Net Promoter Score (NPS)
The NPS is a key performance indicator for measuring patient satisfaction at Fresenius Helios in Spain; the value is also collected for the hospitals in Colombia. Fresenius calculates the score from the ratio of positive to negative feedback and recommendations.
At the end of 2025, the growth of the NPS Spain compared to the previous year was around 4%, driven primarily by growth in medical consultations and laboratory testing results.
|
|
2025 |
|
2024 |
|---|---|---|---|---|
NPS Spain |
|
67.8 |
|
65.4 |
Total reports |
|
1,606,034 |
|
1,451,695 |
NPS Colombia |
|
80.2 |
|
81.5 |
Total reports |
|
66,509 |
|
89,542 |
Patient-relevant reports: avoidable incidents
Fresenius records patient safety indicators in the hospitals in Germany and Spain. These include certain harmful events that must be reported to health authorities in other countries. There, these events are also referred to as Never Events, Adverse Events, Sentinel Events, or Serious Reportable Events. Those can be performing surgery on the wrong side or the wrong patient, or unintended retention of a foreign body in a patient after surgery, for example.

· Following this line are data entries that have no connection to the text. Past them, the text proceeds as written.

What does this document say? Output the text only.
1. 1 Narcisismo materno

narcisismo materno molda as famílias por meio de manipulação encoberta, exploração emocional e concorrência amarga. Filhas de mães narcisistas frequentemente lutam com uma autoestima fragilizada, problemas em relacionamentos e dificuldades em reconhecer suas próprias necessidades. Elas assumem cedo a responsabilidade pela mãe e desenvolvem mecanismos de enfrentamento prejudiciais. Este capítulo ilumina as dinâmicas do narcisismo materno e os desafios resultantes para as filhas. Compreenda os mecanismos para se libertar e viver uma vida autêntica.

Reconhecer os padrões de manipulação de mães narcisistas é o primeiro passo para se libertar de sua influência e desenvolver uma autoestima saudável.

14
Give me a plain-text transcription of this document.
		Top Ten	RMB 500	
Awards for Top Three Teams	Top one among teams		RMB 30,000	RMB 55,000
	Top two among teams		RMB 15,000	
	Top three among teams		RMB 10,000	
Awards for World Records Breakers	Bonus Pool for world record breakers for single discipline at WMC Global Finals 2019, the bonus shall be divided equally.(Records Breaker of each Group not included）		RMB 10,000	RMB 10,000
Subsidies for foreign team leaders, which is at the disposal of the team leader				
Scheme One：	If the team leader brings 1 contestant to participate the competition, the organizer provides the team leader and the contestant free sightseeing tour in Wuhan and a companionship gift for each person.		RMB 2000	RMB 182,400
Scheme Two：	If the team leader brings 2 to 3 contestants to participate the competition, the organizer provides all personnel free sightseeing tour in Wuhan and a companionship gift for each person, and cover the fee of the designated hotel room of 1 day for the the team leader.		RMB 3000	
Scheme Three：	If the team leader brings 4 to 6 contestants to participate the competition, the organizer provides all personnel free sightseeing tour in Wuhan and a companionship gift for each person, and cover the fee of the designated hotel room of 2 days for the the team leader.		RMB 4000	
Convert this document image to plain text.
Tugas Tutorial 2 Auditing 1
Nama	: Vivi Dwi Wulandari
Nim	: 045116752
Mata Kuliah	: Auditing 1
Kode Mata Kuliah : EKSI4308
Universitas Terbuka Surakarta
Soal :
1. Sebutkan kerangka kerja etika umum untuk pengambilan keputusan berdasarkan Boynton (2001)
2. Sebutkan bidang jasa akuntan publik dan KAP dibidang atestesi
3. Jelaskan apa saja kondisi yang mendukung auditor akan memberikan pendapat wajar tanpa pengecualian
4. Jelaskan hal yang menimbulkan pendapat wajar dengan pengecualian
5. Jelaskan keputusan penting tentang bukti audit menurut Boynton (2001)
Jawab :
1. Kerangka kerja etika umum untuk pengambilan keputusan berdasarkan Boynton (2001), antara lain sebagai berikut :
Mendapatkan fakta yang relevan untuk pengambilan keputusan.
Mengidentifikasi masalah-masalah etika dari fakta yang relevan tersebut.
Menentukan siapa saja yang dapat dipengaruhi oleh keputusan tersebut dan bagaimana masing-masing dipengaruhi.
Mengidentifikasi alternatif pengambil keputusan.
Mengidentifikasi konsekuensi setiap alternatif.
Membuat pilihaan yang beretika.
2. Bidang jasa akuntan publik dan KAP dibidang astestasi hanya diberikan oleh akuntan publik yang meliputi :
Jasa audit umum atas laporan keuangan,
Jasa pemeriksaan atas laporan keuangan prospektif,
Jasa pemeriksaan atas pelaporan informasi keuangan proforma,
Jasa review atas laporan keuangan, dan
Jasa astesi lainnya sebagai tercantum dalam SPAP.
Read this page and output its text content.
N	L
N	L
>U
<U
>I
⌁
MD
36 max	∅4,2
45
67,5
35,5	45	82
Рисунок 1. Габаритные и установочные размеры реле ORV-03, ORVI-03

Not all of these indicators are preventable (adverse) events. To enable better comparability between countries, Fresenius reports on avoidable serious adverse events. In 2025, a total of 48 (2024: 43) avoidable serious adverse incidents were reported, which have a negative impact on the company’s goal to avoid them.
Quality KPIs based on IQM are further evaluated within this initiative through independent experts.